Governor Andrew Cuomo called the billboards a “nuisance that blight our shores and distract from the great natural beauty of our waterways” when he signed a law banning them from operating last month. The company that operates the billboard boats, Ballyhoo Media, has said that they will not stop running them. CEO Adam Shapiro argues that the state law only applies to floating billboards that use “flashing or intermittent lights,” and that Ballyhoo only has to adhere to federal standards for roadway signs, which allow digital billboards to change every four to ten seconds.

The NYPD recently told Gothamist that they are still figuring out how to enforce the state law, which carries penalties of $1,000 for a first violation, and $5,000 for subsequent offenses.
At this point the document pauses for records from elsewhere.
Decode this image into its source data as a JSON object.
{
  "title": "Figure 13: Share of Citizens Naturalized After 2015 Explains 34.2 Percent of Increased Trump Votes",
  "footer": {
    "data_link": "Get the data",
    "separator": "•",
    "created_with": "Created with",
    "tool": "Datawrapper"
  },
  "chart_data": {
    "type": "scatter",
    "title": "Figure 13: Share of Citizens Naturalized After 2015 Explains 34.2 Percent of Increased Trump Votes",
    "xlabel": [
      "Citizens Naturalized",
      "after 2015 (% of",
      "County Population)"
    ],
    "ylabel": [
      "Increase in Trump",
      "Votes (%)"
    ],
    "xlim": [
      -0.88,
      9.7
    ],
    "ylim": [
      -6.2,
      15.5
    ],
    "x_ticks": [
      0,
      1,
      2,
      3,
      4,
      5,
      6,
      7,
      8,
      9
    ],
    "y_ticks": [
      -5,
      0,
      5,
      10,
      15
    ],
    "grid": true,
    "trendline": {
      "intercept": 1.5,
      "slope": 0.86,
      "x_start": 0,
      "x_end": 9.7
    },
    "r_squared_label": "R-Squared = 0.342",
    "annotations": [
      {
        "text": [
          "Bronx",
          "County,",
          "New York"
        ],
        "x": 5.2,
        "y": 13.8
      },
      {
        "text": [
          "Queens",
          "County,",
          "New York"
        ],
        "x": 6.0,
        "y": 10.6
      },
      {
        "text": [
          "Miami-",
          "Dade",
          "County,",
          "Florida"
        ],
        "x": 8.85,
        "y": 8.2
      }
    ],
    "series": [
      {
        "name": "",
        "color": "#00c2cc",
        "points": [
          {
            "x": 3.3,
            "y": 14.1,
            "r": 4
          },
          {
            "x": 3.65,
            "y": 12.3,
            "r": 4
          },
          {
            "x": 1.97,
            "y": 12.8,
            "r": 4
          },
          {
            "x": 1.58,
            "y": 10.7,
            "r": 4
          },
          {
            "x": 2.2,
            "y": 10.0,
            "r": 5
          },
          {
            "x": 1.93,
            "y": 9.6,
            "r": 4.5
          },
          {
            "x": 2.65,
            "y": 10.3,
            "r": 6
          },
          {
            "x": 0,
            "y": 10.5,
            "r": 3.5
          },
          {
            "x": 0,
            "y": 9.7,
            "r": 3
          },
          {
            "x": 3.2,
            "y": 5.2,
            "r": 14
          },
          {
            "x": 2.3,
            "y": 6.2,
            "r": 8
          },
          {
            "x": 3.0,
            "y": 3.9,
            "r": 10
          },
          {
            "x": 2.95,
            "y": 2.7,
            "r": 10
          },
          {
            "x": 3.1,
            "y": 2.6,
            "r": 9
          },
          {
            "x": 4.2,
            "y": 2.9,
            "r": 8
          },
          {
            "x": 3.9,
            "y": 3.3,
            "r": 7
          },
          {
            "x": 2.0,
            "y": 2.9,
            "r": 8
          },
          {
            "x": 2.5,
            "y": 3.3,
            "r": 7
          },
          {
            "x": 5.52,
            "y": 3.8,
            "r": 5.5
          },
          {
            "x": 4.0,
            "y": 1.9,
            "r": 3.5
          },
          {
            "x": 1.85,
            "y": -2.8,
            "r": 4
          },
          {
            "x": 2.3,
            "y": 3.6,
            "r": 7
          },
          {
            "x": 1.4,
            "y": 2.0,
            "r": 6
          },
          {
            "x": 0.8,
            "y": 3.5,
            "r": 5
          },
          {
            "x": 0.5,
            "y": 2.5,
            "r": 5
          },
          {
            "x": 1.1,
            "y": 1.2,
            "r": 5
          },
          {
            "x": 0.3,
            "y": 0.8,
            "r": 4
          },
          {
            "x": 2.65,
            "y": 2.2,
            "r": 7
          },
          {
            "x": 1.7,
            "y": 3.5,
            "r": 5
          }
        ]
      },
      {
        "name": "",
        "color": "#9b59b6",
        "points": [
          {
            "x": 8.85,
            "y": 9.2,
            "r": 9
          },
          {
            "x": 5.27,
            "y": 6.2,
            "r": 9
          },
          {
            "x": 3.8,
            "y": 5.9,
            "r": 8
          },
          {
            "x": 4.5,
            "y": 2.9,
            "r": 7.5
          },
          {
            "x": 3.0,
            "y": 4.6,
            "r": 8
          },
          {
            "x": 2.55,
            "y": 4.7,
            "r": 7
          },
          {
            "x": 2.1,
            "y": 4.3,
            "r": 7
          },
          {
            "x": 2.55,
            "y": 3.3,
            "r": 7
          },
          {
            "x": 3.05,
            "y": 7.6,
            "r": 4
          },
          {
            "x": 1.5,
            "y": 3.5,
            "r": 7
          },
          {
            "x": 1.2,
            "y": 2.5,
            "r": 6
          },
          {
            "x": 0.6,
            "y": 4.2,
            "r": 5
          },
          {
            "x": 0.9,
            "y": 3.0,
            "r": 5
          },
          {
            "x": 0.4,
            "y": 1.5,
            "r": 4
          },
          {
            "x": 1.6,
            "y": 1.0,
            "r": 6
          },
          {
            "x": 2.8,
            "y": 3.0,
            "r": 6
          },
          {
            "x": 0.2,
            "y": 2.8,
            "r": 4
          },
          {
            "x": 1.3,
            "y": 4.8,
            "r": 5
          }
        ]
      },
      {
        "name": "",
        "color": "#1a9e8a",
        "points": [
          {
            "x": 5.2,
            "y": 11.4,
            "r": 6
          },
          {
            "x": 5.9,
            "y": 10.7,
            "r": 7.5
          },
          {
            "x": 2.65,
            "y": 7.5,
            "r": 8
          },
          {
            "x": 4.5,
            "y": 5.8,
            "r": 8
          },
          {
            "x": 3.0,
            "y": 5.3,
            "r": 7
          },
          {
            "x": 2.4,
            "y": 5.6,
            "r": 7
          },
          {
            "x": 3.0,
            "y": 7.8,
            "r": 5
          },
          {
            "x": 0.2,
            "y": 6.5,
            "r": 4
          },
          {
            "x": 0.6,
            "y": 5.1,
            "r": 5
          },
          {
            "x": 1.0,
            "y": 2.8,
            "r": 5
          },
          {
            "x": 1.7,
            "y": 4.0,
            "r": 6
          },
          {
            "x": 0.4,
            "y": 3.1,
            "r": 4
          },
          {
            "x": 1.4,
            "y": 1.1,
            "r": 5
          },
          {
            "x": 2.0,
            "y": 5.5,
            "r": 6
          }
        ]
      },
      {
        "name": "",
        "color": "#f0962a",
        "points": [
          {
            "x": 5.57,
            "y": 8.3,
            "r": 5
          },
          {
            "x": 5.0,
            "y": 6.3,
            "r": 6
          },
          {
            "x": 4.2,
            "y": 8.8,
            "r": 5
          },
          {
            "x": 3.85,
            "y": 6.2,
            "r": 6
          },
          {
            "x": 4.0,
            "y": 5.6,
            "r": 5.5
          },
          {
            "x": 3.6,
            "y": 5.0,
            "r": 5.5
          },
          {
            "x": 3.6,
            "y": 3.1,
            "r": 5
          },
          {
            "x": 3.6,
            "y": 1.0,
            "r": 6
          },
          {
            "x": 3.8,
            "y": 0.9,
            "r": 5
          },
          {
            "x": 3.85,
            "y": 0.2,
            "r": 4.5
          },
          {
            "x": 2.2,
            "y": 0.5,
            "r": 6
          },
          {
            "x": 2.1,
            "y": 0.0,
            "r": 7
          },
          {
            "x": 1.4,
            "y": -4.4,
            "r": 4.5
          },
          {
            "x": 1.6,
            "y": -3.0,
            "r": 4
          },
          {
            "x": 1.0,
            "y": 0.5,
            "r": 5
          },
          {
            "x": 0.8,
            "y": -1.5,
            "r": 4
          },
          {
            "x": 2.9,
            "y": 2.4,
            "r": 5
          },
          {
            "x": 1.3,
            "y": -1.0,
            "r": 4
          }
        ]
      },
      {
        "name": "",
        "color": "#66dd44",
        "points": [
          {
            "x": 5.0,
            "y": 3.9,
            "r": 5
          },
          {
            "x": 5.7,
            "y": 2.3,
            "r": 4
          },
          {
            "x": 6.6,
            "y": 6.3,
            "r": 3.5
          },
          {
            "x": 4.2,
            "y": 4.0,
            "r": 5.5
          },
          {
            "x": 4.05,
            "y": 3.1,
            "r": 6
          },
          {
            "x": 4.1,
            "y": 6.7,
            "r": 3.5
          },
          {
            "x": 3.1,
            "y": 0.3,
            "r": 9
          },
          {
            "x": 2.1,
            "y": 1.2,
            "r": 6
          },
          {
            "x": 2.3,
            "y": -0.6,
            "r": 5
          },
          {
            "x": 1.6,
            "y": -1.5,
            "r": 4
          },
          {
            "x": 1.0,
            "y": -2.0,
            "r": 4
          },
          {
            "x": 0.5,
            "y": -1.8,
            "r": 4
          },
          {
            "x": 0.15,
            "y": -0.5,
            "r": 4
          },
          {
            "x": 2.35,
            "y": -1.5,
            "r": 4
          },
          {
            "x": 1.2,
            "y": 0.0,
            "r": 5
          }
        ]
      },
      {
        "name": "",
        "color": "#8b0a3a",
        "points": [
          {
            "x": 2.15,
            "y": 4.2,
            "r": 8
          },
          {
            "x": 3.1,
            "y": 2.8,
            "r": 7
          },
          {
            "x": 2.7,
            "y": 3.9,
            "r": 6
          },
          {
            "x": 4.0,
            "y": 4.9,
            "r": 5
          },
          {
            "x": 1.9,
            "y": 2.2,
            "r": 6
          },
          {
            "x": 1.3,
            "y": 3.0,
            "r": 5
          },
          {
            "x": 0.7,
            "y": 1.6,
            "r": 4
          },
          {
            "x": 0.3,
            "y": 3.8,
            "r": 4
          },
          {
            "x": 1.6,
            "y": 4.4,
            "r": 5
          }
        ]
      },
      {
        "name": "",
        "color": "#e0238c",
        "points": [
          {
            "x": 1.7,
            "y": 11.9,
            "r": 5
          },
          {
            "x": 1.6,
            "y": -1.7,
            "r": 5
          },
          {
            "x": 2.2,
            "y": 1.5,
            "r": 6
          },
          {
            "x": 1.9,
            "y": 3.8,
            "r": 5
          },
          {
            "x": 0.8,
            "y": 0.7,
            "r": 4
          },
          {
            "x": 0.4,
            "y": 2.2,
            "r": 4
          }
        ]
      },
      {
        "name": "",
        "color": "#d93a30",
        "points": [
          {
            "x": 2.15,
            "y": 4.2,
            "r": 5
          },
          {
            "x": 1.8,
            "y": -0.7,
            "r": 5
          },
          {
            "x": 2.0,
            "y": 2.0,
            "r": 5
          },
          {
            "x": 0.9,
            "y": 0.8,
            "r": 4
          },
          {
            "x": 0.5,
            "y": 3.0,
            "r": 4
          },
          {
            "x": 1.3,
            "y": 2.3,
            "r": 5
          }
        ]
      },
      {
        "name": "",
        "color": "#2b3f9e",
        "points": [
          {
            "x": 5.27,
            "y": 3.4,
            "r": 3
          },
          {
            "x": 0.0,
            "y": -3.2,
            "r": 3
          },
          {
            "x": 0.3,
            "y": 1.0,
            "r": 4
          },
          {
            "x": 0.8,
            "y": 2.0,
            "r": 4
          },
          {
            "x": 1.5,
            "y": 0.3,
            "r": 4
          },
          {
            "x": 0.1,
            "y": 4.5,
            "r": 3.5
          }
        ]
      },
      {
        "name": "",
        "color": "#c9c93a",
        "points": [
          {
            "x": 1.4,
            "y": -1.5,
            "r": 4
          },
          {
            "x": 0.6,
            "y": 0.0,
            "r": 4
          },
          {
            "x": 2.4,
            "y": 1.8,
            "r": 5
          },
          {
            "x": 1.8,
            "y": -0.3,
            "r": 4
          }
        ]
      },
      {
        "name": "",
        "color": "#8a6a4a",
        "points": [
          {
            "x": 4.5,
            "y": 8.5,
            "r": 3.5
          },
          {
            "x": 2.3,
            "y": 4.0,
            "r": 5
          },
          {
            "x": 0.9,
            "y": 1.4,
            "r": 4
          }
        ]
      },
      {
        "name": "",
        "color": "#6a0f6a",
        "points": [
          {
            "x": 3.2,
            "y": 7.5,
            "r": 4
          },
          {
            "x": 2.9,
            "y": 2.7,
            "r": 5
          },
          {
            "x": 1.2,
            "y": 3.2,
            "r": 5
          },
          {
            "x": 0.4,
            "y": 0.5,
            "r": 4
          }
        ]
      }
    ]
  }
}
A lawsuit filed by the City against Ballyhoo is still pending, and the company has countersued, while a judge has ordered them maintain a distance of 1,500 feet of the city shoreline or within sight of any “arterial highway” like the FDR or West Side Highway. (Ballyhoo has acknowledged that they’d been forced to breach the boundary in order “to maintain safe navigation procedures.”) Court records show that the two sides are preparing for a bench trial, and a status conference is scheduled for February 20, 2020.

Ballyhoo reportedly gets paid $55,000 to run 30-second spots in two minute loops over a four week period. The company has previously aired messages to raise awareness of climate change.

Shapiro and a rep for the company have not responded to our request for comment. Tomorrow, when you’re looking at an ad for Pets 2 on a 1,200-foot billboard in the Hudson River, don’t forget to remember that today, that billboard was telling you to “NEVER FORGET.”